The Operating Partnership is party to interest rate swaps to mitigate the effects of interest rate volatility inherent in its variable rate debt as well as forecasted debt issuances. As of September 30, 2021, the Operating Partnership has currently effective interest rate swap agreements on which it pays a weighted average fixed rate of 1.783% on total notional amount of $700 million. The Operating Partnership has an additional $900 million total notional amount of forward starting interest rate swaps that are not currently effective. The fair value of interest rate swaps designated as cash flow hedges was $31 million, with $4 million recorded as a current liability and $27 million recorded as a long-term liability, as of September 30, 2021, and $41 million, with $1 million recorded as a current liability and $40 million recorded as a long-term liability, as of December 31, 2020. The fair value of interest rate swaps not designated as cash flow hedges was $33 million, with $11 million recorded as a current liability and $22 million recorded as a long-term liability, as of September 30, 2021, and $78 million, with $31 million recorded as a current liability and $47 million recorded as a long-term liability, as of December 31, 2020. Interest rate swaps in a current liability position are recorded within “Other accrued expenses” and those in a long-term liability position are recorded within “Other long-term liabilities” on the consolidated balance sheets.

MGM China first revolving credit facility. At September 30, 2021, the MGM China first revolving credit facility consisted of a $1.25 billion unsecured revolving credit facility. At September 30, 2021, $265 million was drawn on the MGM China first revolving credit facility and the weighted average interest rate was 2.81%.

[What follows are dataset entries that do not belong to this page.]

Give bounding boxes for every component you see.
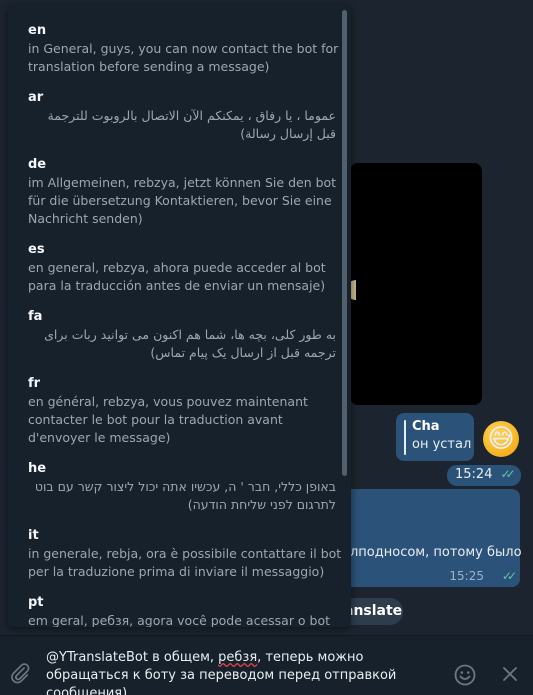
- reply-text: он устал: [412, 437, 472, 452]
- lang-text: in generale, rebja, ora è possibile cont…: [28, 546, 342, 579]
- lang-code: en: [28, 23, 47, 38]
- message-input[interactable]: @YTranslateBot в общем, ребзя, теперь мо…: [46, 649, 446, 695]
- translation-item-fr[interactable]: fr en général, rebzya, vous pouvez maint…: [28, 375, 346, 447]
- input-text-start: @YTranslateBot в общем,: [46, 650, 219, 665]
- message-time-chip: 15:24 ✓✓: [447, 465, 521, 486]
- translation-item-ar[interactable]: ar عموما ، يا رفاق ، يمكنكم الآن الاتصال…: [28, 89, 346, 143]
- lang-text: عموما ، يا رفاق ، يمكنكم الآن الاتصال با…: [47, 108, 336, 141]
- lang-code: de: [28, 157, 47, 172]
- lang-code: pt: [28, 595, 44, 610]
- lang-text: באופן כללי, חבר ' ה, עכשיו אתה יכול ליצו…: [34, 479, 336, 512]
- translation-item-it[interactable]: it in generale, rebja, ora è possibile c…: [28, 527, 346, 581]
- lang-text: em geral, ребзя, agora você pode acessar…: [28, 613, 331, 627]
- message-bubble[interactable]: лподносом, потому было 15:25 ✓✓: [338, 489, 522, 587]
- translation-item-pt[interactable]: pt em geral, ребзя, agora você pode aces…: [28, 594, 346, 627]
- translation-item-es[interactable]: es en general, rebzya, ahora puede acced…: [28, 241, 346, 295]
- lang-code: fr: [28, 376, 41, 391]
- lang-text: به طور کلی، بچه ها، شما هم اکنون می توان…: [44, 327, 336, 360]
- lang-text: en general, rebzya, ahora puede acceder …: [28, 260, 326, 293]
- message-time: 15:24: [455, 467, 493, 482]
- reply-author: Cha: [412, 419, 440, 434]
- translation-item-de[interactable]: de im Allgemeinen, rebzya, jetzt können …: [28, 156, 346, 228]
- message-text: лподносом, потому было: [350, 545, 522, 560]
- message-input-bar: @YTranslateBot в общем, ребзя, теперь мо…: [0, 635, 533, 695]
- translation-item-en[interactable]: en in General, guys, you can now contact…: [28, 22, 346, 76]
- lang-text: im Allgemeinen, rebzya, jetzt können Sie…: [28, 175, 337, 226]
- read-check-icon: ✓✓: [500, 467, 515, 481]
- lang-code: he: [28, 461, 47, 476]
- reply-bar: [404, 420, 406, 455]
- popup-scrollbar[interactable]: [342, 10, 347, 476]
- sweat-smile-emoji: 😅: [483, 421, 519, 457]
- media-preview[interactable]: [350, 163, 482, 405]
- lang-code: fa: [28, 309, 43, 324]
- translate-button-label: anslate: [344, 603, 403, 619]
- lang-text: in General, guys, you can now contact th…: [28, 41, 339, 74]
- paperclip-icon[interactable]: [9, 662, 31, 684]
- translation-popup[interactable]: en in General, guys, you can now contact…: [8, 5, 351, 627]
- smile-icon[interactable]: [453, 663, 477, 687]
- read-check-icon: ✓✓: [501, 569, 517, 583]
- message-time: 15:25: [449, 569, 484, 583]
- lang-text: en général, rebzya, vous pouvez maintena…: [28, 394, 308, 445]
- misspelled-word: ребзя: [218, 650, 258, 665]
- translation-item-fa[interactable]: fa به طور کلی، بچه ها، شما هم اکنون می ت…: [28, 308, 346, 362]
- close-icon[interactable]: [502, 666, 518, 682]
- lang-code: ar: [28, 90, 44, 105]
- reply-bubble[interactable]: Cha он устал: [396, 413, 474, 461]
- translation-item-he[interactable]: he באופן כללי, חבר ' ה, עכשיו אתה יכול ל…: [28, 460, 346, 514]
- lang-code: es: [28, 242, 45, 257]
- lang-code: it: [28, 528, 39, 543]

The MGM China first revolving credit facility contains customary representations and warranties, events of default, and positive, negative and financial covenants, including that MGM China maintains compliance with a maximum leverage ratio and a minimum interest coverage ratio. In February 2021, MGM China amended its credit agreement to provide for a waiver of its maximum leverage ratio and its minimum interest coverage ratio through the fourth quarter of 2022. MGM China was in compliance with its applicable MGM China first revolving credit facility covenants at September 30, 2021.

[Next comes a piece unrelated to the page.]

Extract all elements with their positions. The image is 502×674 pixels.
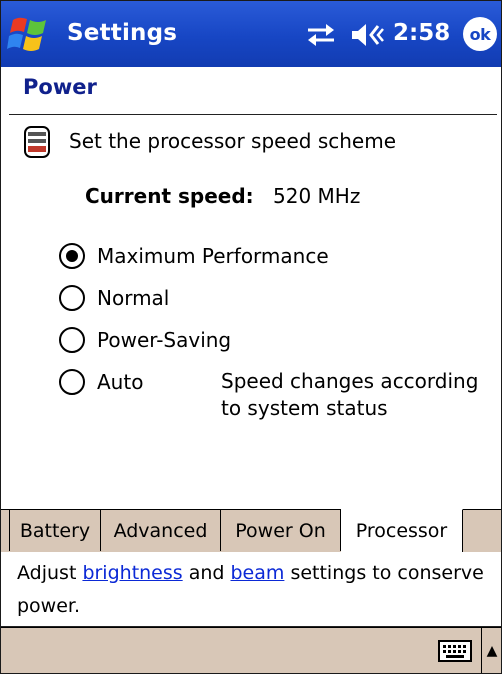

MGM China second revolving credit facility. At September 30, 2021, the MGM China second revolving credit facility consisted of a $400 million unsecured revolving credit facility with an option to increase the amount of the facility up to $500 million, subject to certain conditions. Draws will be subject to satisfaction of certain conditions precedent, including evidence that the MGM China first revolving credit facility has been fully drawn. At September 30, 2021, no amounts were drawn on the MGM China second revolving credit facility.

The MGM China second revolving credit facility contains customary representations and warranties, events of default, and positive, negative and financial covenants, including that MGM China maintains compliance with a maximum leverage ratio and a minimum interest coverage ratio beginning in the third quarter of 2021. In February 2021, MGM China amended its credit agreement to provide for a waiver of its maximum leverage ratio and its minimum interest coverage ratio through the fourth quarter of 2022. MGM China was in compliance with its applicable MGM China second revolving credit facility covenants at September 30, 2021.

MGM China senior notes. In March 2021, MGM China issued $750 million in aggregate principal amount of 4.75% senior notes due 2027 at an issue price of 99.97%.
CityCenter senior credit facility. In connection with the CityCenter acquisition, the Company assumed $1.7 billion of CityCenter's indebtedness, which was repaid and extinguished in September 2021 with cash on hand.

Fair value of long-term debt. The estimated fair value of the Company’s long-term debt was $13.4 billion and $13.2 billion at September 30, 2021 and December 31, 2020, respectively. Fair value was estimated using quoted market prices for the Company’s senior notes and credit facilities.